Her more recent undertakings both build on and depart from this earlier work by using ethnographic methodologies alongside literary critical and cultural studies approaches to explore Inter-American engagements in the realms of cultural memory, identity, experience, and language as they appear in poetry, music lyrics, and oral histories. To that end, Dr. Nwankwo launched Voices from Our America in 2006.

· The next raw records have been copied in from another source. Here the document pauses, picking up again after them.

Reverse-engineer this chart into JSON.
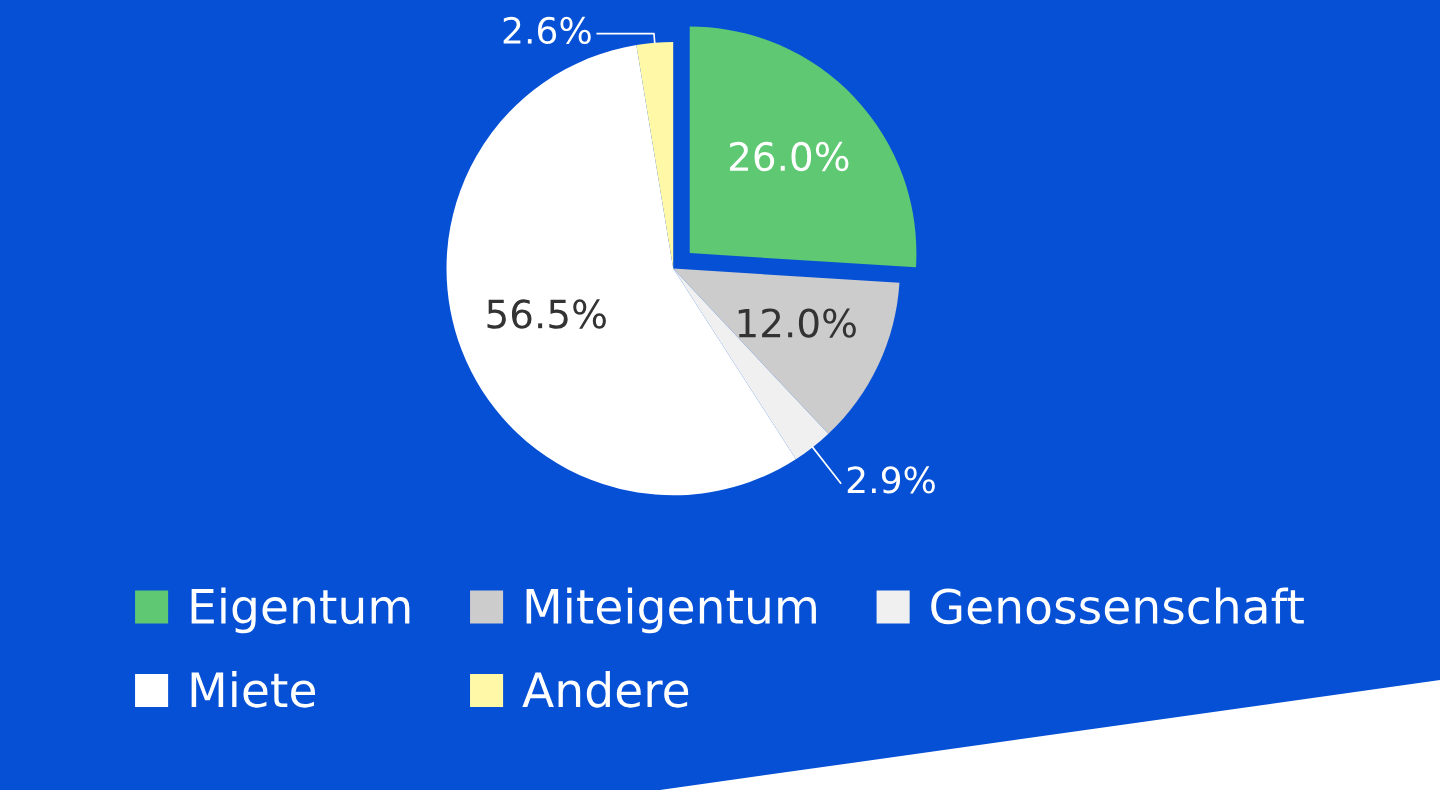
{
  "chart_data": {
    "type": "pie",
    "categories": [
      "Eigentum",
      "Miteigentum",
      "Genossenschaft",
      "Miete",
      "Andere"
    ],
    "values": [
      26.0,
      12.0,
      2.9,
      56.5,
      2.6
    ],
    "colors": [
      "#5ec872",
      "#cccccc",
      "#f0f0f0",
      "#ffffff",
      "#fff8a6"
    ],
    "value_labels": [
      "26.0%",
      "12.0%",
      "2.9%",
      "56.5%",
      "2.6%"
    ],
    "legend": "bottom"
  }
}
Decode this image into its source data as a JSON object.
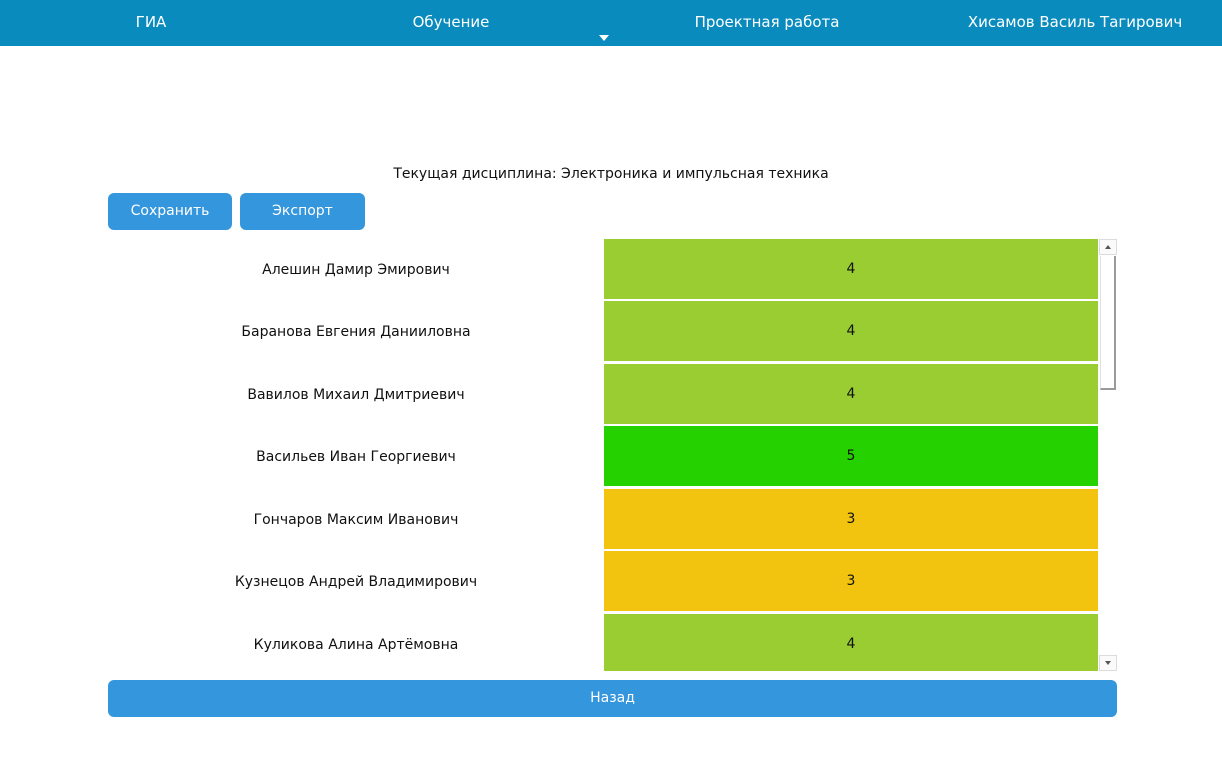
{
  "nav": {
    "items": [
      {
        "label": "ГИА"
      },
      {
        "label": "Обучение"
      },
      {
        "label": "Проектная работа"
      }
    ],
    "user": "Хисамов Василь Тагирович"
  },
  "discipline_line": "Текущая дисциплина: Электроника и импульсная техника",
  "toolbar": {
    "save_label": "Сохранить",
    "export_label": "Экспорт"
  },
  "grade_colors": {
    "5": "#26d100",
    "4": "#9acd32",
    "3": "#f2c40f"
  },
  "students": [
    {
      "name": "Алешин Дамир Эмирович",
      "grade": "4"
    },
    {
      "name": "Баранова Евгения Данииловна",
      "grade": "4"
    },
    {
      "name": "Вавилов Михаил Дмитриевич",
      "grade": "4"
    },
    {
      "name": "Васильев Иван Георгиевич",
      "grade": "5"
    },
    {
      "name": "Гончаров Максим Иванович",
      "grade": "3"
    },
    {
      "name": "Кузнецов Андрей Владимирович",
      "grade": "3"
    },
    {
      "name": "Куликова Алина Артёмовна",
      "grade": "4"
    }
  ],
  "back_label": "Назад"
}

The international project links academic research, K-12 curriculum development, and community engagement. It uses ethnographic and archival research to uncover new aspects of communities’ histories, then develops and runs workshops for teachers, youth, and community members. It also creates digital archives, innovative educational materials, programs that based on the new information uncovered.

 

As the founding director of this program, she brings this work into her classroom, enacting her belief that it is absolutely crucial that U.S. youth grasp the historical and contemporary realities of the many cultured worlds within and beyond the United States and understand how their existence and perspectives have been shaped by them. This mission drives her pedagogy, alongside her commitment to hands-on, eyes-on, and ears-on learning inside and outside of the classroom.

 

Her second book project is The Wisdom Project, which recognizes older adults’ impactful, long-lasting knowledge and wisdom and incorporates them into K-12, undergraduate, graduate and health professions education. The three-pronged initiative includes The Wisdom of the Elders, the Wisdom Working Group and the Wisdom Digitized Wisdom Multiplied app.

 

This project includes interviews collected from African American elders who grew up in the Jim Crow South, Panamanians of West Indian descent whose black British ancestors performed death-defying labor to build the Panama Canal, and African American women expatriates, tourists and travelers. Nwankwo said.  The purpose of this research is to examine approaches to operationalizing intergenerational and intercultural relationships in the service of sociopolitical change.

 

The Wisdom of the Elders initiative launched in 2012 at the Patterson Park Community Center in Murfreesboro, Tennessee. Three years later, the city of Murfreesboro began funding the continuation of the project, which was renamed African American Voices of Past and Present by the elders and instructors. They also  subsequently founded a spirited community organization, the African American Heritage Society of Rutherford County.

 

The Andrew W. Mellon Foundation awarded a three-year grant to The Wisdom of the Elders in 2015, enabling the initiative to scale and thrive in other cities, such as  New Orleans and plans of launching in the Middle Tennessee counties of Wilson and Maury.

 

She has collected more than 250 interviews for these projects, combined.

 

She is currently on sabbatical, reflecting on her cultivating learning experiences in university administration and completing her work  on two other book projects that highlight the identity- and memory-making methodologies employed by Caribbean diaspora communities in Latin America, and the relevance of race for the theory and practice of the digital humanities.

 

Additionally, Nwankwo will focus on a new curriculum that she and Dr. James S. Powers, a professor of geriatrics, have created and tested that is geared toward medical professionals working with older adults from marginalized communities.

 

 

Her accolades and education

 

She has been awarded fellowships from the distinguished Ford Foundation, the DeWitt-Wallace Foundation, and the Woodrow Wilson National Fellowship Foundation for her outstanding work. She earned her Ph.D. from Duke University in 1999, with certificates in Latin American Studies and African American and Diaspora Studies.